1994 William R. Geddes (awarded posthumously)
As part of the Colonial Office Social Science Research Council
Project, Professor William R. Geddes undertook the first ethnographic
study of the Bidayuh Land Dayak. This research on Bidayuh Land Dayak
agriculture and social organization were benchmark studies with
which all later research may be compared. Professor Geddes described
the rich but, at that time, little known culture of the Bidayuh
Land Dayak, perhaps best in his transcription and translation of
the epic published as Nine Dayak Nights. This work has few equals
in the field of folklore. And his exquisite films of Bidayuh Land
Dayak culture have yet to be equaled in Borneo ethnography.
1993 H. S. Morris
H.S. Morris in his long-term committment to the study of the culture,
social organization, and religion of the Melanau people has made
outstanding contributions to the ethnography of Borneo. It is with
the greatest pleasure that the Board of Directors of the Borneo
Research Council awards him the Borneo Research Council Medal of
Excellence for his devotion to this work, his humanitarian concerns
for the Melanau and his classic publications.

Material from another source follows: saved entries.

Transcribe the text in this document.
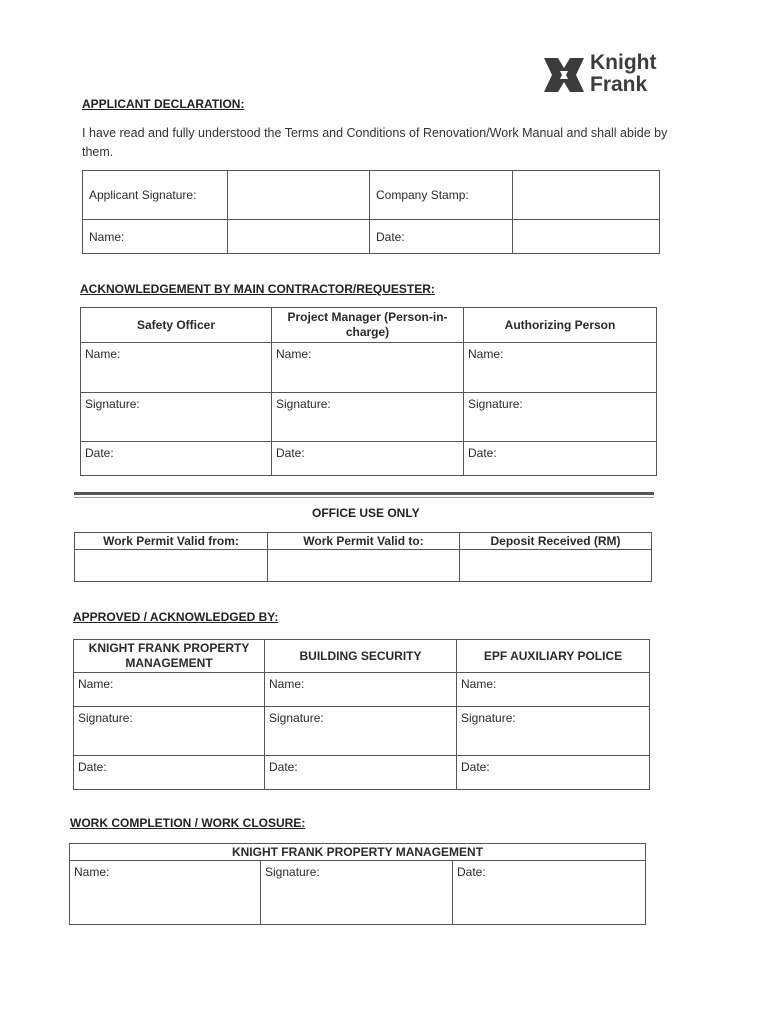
Knight
Frank
APPLICANT DECLARATION:
I have read and fully understood the Terms and Conditions of Renovation/Work Manual and shall abide by them.
Applicant Signature:		Company Stamp:	
Name:		Date:	
ACKNOWLEDGEMENT BY MAIN CONTRACTOR/REQUESTER:
Safety Officer	Project Manager (Person-in-charge)	Authorizing Person

Name:	Name:	Name:

Signature:	Signature:	Signature:

Date:	Date:	Date:
OFFICE USE ONLY
Work Permit Valid from:	Work Permit Valid to:	Deposit Received (RM)

APPROVED / ACKNOWLEDGED BY:
KNIGHT FRANK PROPERTY MANAGEMENT	BUILDING SECURITY	EPF AUXILIARY POLICE

Name:	Name:	Name:

Signature:	Signature:	Signature:

Date:	Date:	Date:
WORK COMPLETION / WORK CLOSURE:
KNIGHT FRANK PROPERTY MANAGEMENT

Name:	Signature:	Date:
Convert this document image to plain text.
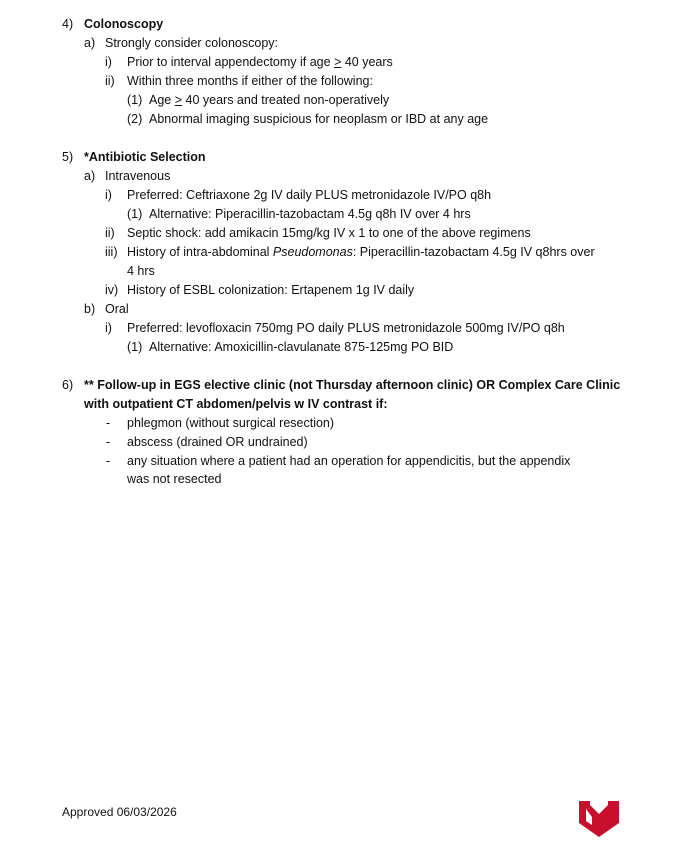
4) Colonoscopy
a) Strongly consider colonoscopy:
i) Prior to interval appendectomy if age > 40 years
ii) Within three months if either of the following:
(1) Age > 40 years and treated non-operatively
(2) Abnormal imaging suspicious for neoplasm or IBD at any age
5) *Antibiotic Selection
a) Intravenous
i) Preferred: Ceftriaxone 2g IV daily PLUS metronidazole IV/PO q8h
(1) Alternative: Piperacillin-tazobactam 4.5g q8h IV over 4 hrs
ii) Septic shock: add amikacin 15mg/kg IV x 1 to one of the above regimens
iii) History of intra-abdominal Pseudomonas: Piperacillin-tazobactam 4.5g IV q8hrs over
4 hrs
iv) History of ESBL colonization: Ertapenem 1g IV daily
b) Oral
i) Preferred: levofloxacin 750mg PO daily PLUS metronidazole 500mg IV/PO q8h
(1) Alternative: Amoxicillin-clavulanate 875-125mg PO BID
6) ** Follow-up in EGS elective clinic (not Thursday afternoon clinic) OR Complex Care Clinic
with outpatient CT abdomen/pelvis w IV contrast if:
- phlegmon (without surgical resection)
- abscess (drained OR undrained)
- any situation where a patient had an operation for appendicitis, but the appendix
was not resected
Approved 06/03/2026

1990 Datuk Amar Dr. Leonard Linggi Jugah, Chairman, The
Tun Jugah Foundation
We of the Borneo Research Council have had a dream. For many years
we seeded the clouds and up until now the rain has fallen only in
scattered patches. But here in Kuching, the barat banal, what the
Rungus call the southwest wind, has arrived carrying with it the
monsoon rains. And we are carried along the resultant flood of interests,
concerns, and enthusiasms of the people of Sarawak. The Honorable
Datuk Amar Dr. Leonard Linggi Jugah has been a central figure in
all of this. He is a modest man, a man of incredible vision.